Following their trip to New Mexico, the monks of Drepung Loseling will be returning home.

“They’re going back on Dec. 19,” said Houghton. “They’ve been here for 18 months. It’s like a rock tour. They’re in two to three places every week. It’s amazing how much they have seen of Western society.”“They are looking forward to going home, and then they go into retreat. The monastery puts them all in retreat for three months,” Houghton explained.

“Drepung Loseling is like the Harvard [University] of all Tibetan monasteries, they give a real solid education,” said Houghton. “Right now, they’re taking care of the education for 3,000 monks from age 6 up to their geshe degree which is their Ph D ... Drepung gets students from every one of the different Tibetan sects that are around, and they’re well-organized to provide education.”

Houghton emphasized that the monks are good-will ambassadors, whose role is to maintain a sense of sanity and spiritual values.
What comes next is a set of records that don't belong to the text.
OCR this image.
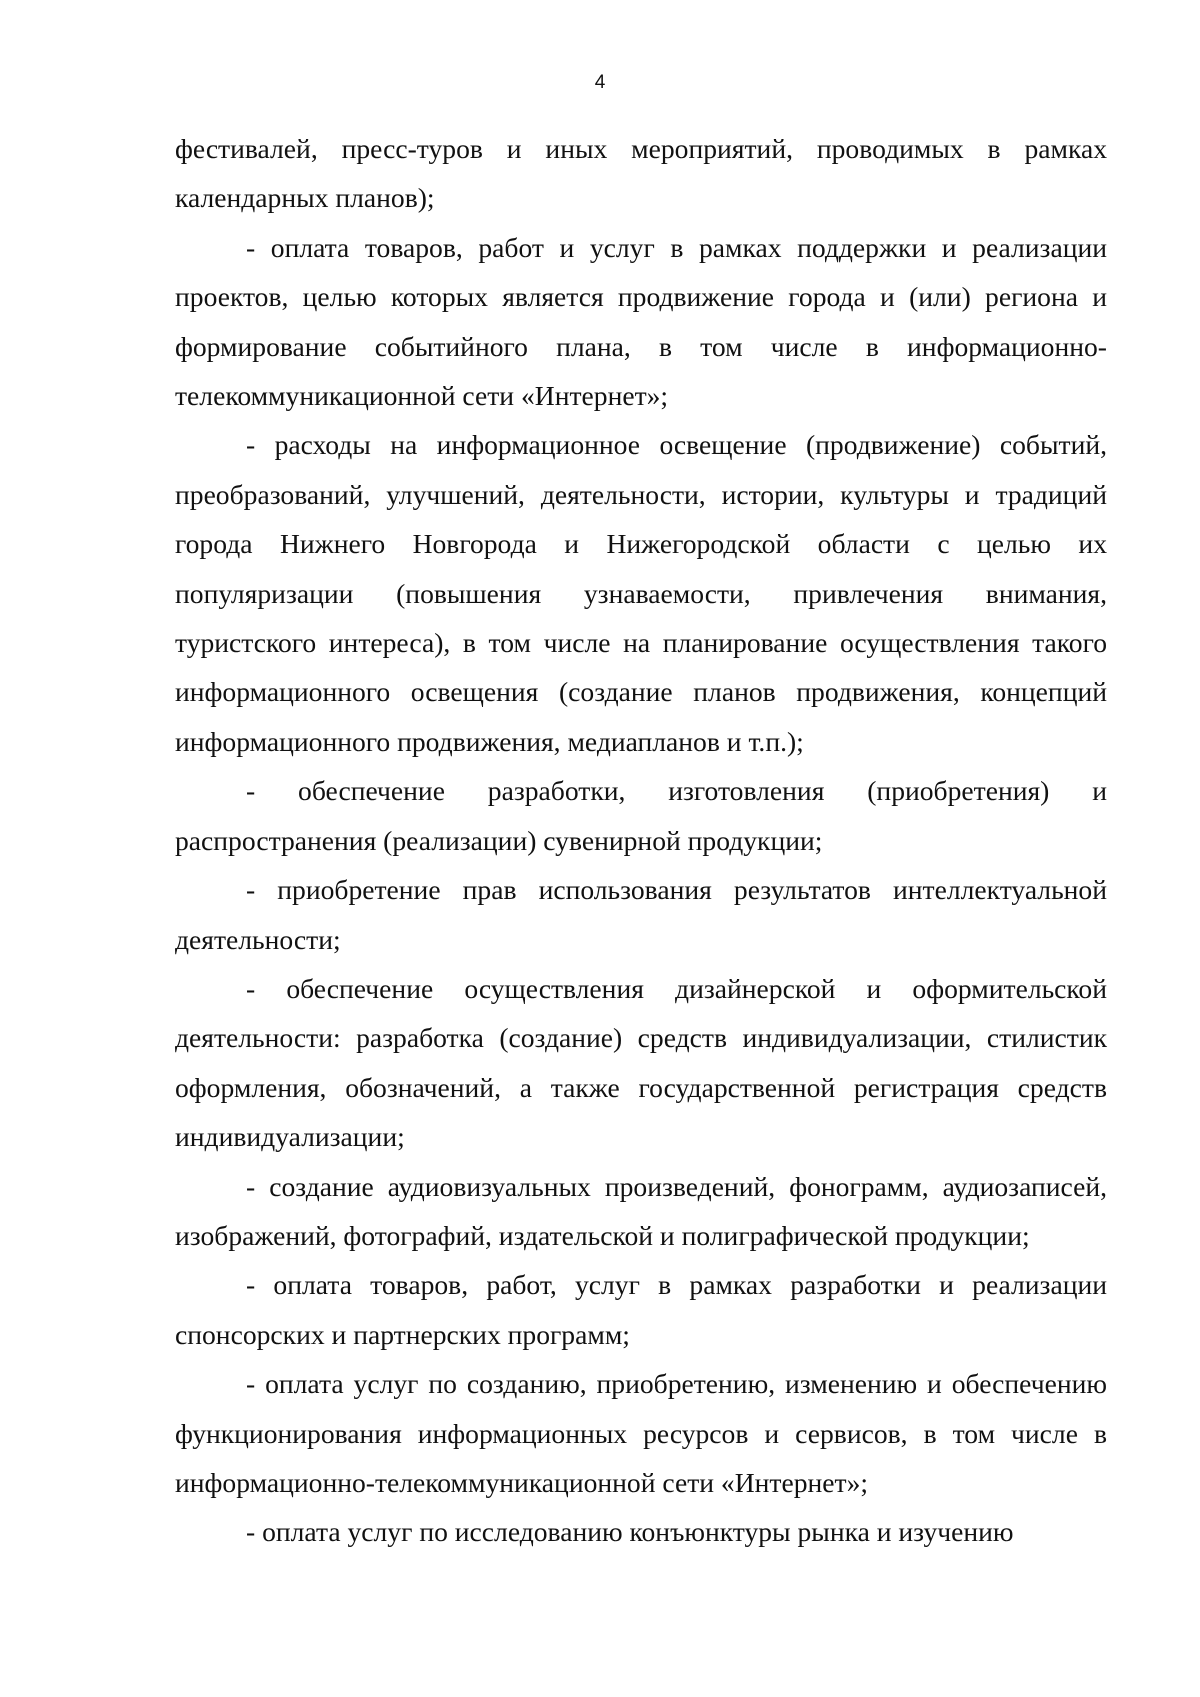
4

фестивалей, пресс-туров и иных мероприятий, проводимых в рамках календарных планов);

- оплата товаров, работ и услуг в рамках поддержки и реализации проектов, целью которых является продвижение города и (или) региона и формирование событийного плана, в том числе в информационно-телекоммуникационной сети «Интернет»;

- расходы на информационное освещение (продвижение) событий, преобразований, улучшений, деятельности, истории, культуры и традиций города Нижнего Новгорода и Нижегородской области с целью их популяризации (повышения узнаваемости, привлечения внимания, туристского интереса), в том числе на планирование осуществления такого информационного освещения (создание планов продвижения, концепций информационного продвижения, медиапланов и т.п.);

- обеспечение разработки, изготовления (приобретения) и распространения (реализации) сувенирной продукции;

- приобретение прав использования результатов интеллектуальной деятельности;

- обеспечение осуществления дизайнерской и оформительской деятельности: разработка (создание) средств индивидуализации, стилистик оформления, обозначений, а также государственной регистрация средств индивидуализации;

- создание аудиовизуальных произведений, фонограмм, аудиозаписей, изображений, фотографий, издательской и полиграфической продукции;

- оплата товаров, работ, услуг в рамках разработки и реализации спонсорских и партнерских программ;

- оплата услуг по созданию, приобретению, изменению и обеспечению функционирования информационных ресурсов и сервисов, в том числе в информационно-телекоммуникационной сети «Интернет»;

- оплата услуг по исследованию конъюнктуры рынка и изучению
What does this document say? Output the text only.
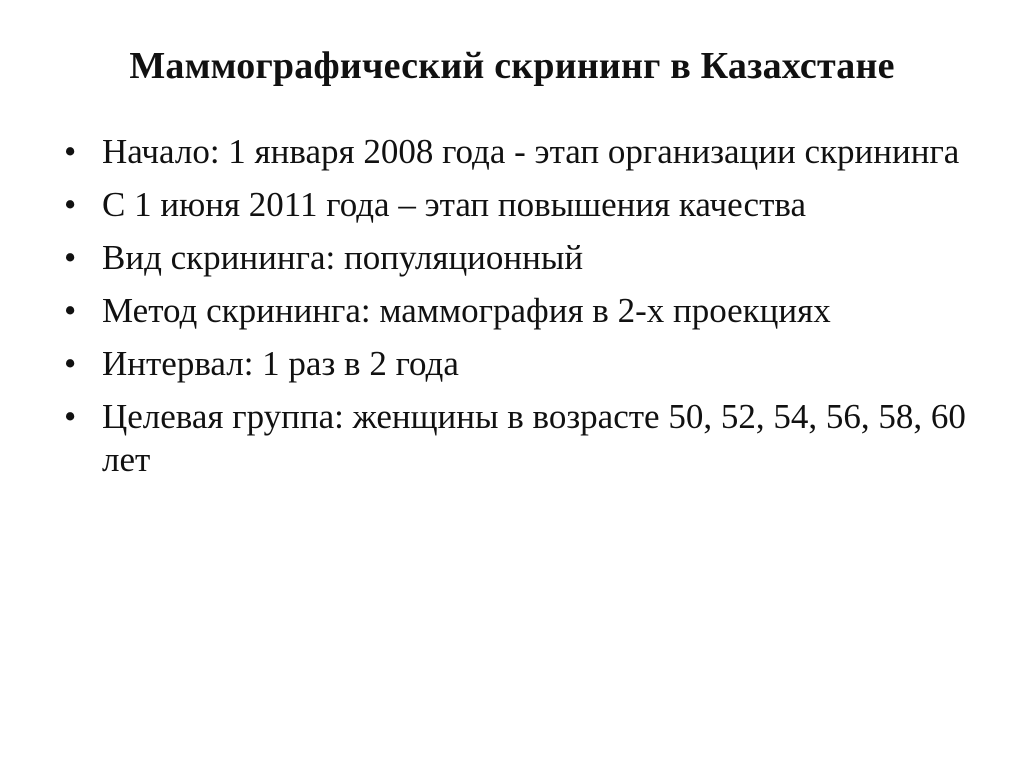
Маммографический скрининг в Казахстане
• Начало: 1 января 2008 года - этап организации скрининга
• С 1 июня 2011 года – этап повышения качества
• Вид скрининга: популяционный
• Метод скрининга: маммография в 2-х проекциях
• Интервал: 1 раз в 2 года
• Целевая группа: женщины в возрасте 50, 52, 54, 56, 58, 60 лет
He stressed that they are above all, educators.

“Everybody looks at the monks for some kind of special spiritual powers and abilities, and in fact they’re educators on Buddhist philosophy and precepts and the like. Always, it comes down to being happy in your approach to life, not letting obstacles bring you down. They also very often … will go into diminishing what are normally called the five poisons that keep you from happiness: desire, anger, ignorance or lacking skillful means, pride and jealousy. If you can tone those five poisons down you’ll have a happy life. So, they always bring it down to the simplistic level. It’s not really what you know, it’s what you do.”

Houghton, who has been involved in activities in support of the Tibetan community since the 1970s, said the Tibetan population in Northern New Mexico is concentrated in Santa Fe, with approximately 200-250 families living there. The tours of the Drepung Loseling monks are an important way for Tibetans in North America to stay connected with their religion and culture.

Thursday (Nov. 30) the monks are available to conduct a house or office blessing in Taos. Houghton explained that the house blessing is “a purification ceremony, similar to smudging. Monks will come in, say prayers, ring bells ... It’s a cleansing ceremony to bring in good vibrations.”

To schedule a house blessing, contact

The monks will also be providing a Blessing of the Waters ceremony at Ojo Caliente Mineral Springs at 11:30 a.m. on Sunday (Nov. 26).